The connectivity of the transistors in a storage array of a 1MiB SRAM has millions^[1] of parameters. Nevertheless, changing any one connection decreases the fitness. (And hence the derivative is ~0, with a negative 2nd derivative.) Changing a bunch of connections—say, by adding a row and removing a column—may improve fitness. But there’s a definite activation energy there.
1. ^
  Or, depending on how exactly you count, significantly more than millions of parameters.
- peterbarnett 14 Feb 2022 10:08 UTC
  2 points
  Parent
  Hmm, this might come down to how independent the parameters are. I think in large networks there will generally be enough independence between the parameters for local minima to be rare (although possible).
  As a toy example of moving from one algorithm to another, if the network is large enough we can just have the output being a linear combination of the two algorithms and up-regulate one, and down regulate the other:
  $a \cdot cascade_multiplier (x, y) + (1 - a) \cdot Karatsuba (x, y)$
  And $a$ is changed from 1 to 0.
  The network needs to be large enough so the algorithms don’t share parameters, so changing one doesn’t affect the performance of the other.

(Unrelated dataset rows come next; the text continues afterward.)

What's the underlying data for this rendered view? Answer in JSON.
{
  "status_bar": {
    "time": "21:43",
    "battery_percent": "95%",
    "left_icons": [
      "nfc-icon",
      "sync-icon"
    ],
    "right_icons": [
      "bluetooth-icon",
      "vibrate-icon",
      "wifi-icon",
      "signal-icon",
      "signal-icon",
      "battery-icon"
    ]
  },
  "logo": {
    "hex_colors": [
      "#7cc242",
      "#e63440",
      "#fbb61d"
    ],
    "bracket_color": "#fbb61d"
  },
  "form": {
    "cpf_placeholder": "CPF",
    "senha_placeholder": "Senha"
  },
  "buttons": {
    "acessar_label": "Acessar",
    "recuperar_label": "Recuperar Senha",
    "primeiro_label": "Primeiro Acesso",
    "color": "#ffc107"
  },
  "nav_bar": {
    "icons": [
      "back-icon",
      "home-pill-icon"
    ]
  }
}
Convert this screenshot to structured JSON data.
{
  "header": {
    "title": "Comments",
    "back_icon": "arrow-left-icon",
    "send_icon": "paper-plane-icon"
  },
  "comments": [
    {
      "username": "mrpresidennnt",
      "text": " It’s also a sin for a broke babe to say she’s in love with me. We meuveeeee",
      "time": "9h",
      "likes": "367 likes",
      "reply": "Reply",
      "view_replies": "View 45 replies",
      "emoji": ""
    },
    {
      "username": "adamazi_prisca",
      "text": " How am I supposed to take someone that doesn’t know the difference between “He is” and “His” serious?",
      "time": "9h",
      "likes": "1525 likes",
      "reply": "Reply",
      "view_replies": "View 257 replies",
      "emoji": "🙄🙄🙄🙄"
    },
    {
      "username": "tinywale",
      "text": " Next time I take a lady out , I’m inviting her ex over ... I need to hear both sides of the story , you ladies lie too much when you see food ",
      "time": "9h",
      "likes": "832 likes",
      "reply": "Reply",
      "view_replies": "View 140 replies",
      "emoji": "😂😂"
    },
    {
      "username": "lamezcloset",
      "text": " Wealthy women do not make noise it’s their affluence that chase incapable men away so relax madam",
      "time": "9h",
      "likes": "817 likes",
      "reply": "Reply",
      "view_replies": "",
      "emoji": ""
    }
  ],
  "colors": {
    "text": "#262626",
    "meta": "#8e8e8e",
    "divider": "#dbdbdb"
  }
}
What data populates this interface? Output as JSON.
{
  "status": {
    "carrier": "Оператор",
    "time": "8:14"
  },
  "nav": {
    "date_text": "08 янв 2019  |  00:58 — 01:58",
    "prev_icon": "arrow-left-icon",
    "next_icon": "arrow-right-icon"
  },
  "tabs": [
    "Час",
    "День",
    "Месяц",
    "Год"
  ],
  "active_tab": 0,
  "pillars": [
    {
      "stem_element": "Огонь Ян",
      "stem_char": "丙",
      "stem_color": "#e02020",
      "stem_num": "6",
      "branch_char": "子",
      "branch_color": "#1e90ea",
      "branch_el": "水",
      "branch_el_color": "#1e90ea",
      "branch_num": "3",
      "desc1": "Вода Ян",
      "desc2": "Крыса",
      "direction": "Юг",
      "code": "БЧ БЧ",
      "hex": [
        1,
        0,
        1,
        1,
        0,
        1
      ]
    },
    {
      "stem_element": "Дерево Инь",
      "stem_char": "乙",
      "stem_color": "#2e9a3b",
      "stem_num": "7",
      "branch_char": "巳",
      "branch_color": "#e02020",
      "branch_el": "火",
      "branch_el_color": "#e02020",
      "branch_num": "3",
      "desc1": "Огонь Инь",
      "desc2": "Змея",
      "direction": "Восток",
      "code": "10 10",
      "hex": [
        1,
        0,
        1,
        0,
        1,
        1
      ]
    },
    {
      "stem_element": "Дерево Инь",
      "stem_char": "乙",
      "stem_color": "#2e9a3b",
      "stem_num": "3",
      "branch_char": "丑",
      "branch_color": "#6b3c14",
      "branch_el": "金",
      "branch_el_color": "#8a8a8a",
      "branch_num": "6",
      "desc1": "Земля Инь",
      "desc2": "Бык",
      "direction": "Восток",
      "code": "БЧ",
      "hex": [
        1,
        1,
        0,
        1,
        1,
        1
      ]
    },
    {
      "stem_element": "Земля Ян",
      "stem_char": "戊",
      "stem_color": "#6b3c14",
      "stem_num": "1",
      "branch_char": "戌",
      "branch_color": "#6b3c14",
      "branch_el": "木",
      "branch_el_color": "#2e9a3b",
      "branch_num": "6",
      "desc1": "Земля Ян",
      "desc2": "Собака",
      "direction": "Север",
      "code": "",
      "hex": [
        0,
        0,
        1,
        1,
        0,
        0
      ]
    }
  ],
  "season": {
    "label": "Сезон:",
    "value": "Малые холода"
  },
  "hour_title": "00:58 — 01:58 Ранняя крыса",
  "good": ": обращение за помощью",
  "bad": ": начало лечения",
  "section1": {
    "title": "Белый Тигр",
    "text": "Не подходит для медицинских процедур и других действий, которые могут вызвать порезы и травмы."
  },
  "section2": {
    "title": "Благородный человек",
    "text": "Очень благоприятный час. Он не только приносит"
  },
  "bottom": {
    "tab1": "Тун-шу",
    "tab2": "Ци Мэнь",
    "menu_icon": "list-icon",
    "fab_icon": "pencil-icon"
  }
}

I do think this is just a toy example, and it seems pretty unlikely to spontaneously have two multiplication algorithms develop simultaneously.
  - TLW 15 Feb 2022 3:06 UTC
    2 points
    Parent
    As a toy example of moving from one algorithm to another, if the network is large enough we can just have the output being a linear combination of the two algorithms and up-regulate one, and down regulate the other:
    Sure, but that’s not moving from A to B. That’s pruning from A+B to B. …which, now that I think about is, is effectively just a restatement of the Lotto Ticket Hypothesis^[1].
    Hm. I wonder if the Lotto Ticket Hypothesis holds for grok’d networks?
    ^
    https://arxiv.org/abs/1803.03635v1 etc.
  - TLW 15 Feb 2022 3:08 UTC
    1 point
    Parent
    Hmm, this might come down to how independent the parameters are. I think in large networks there will generally be enough independence between the parameters for local minima to be rare (although possible).
    I can see how the initial parameters are independent. After a significant amount of training though...?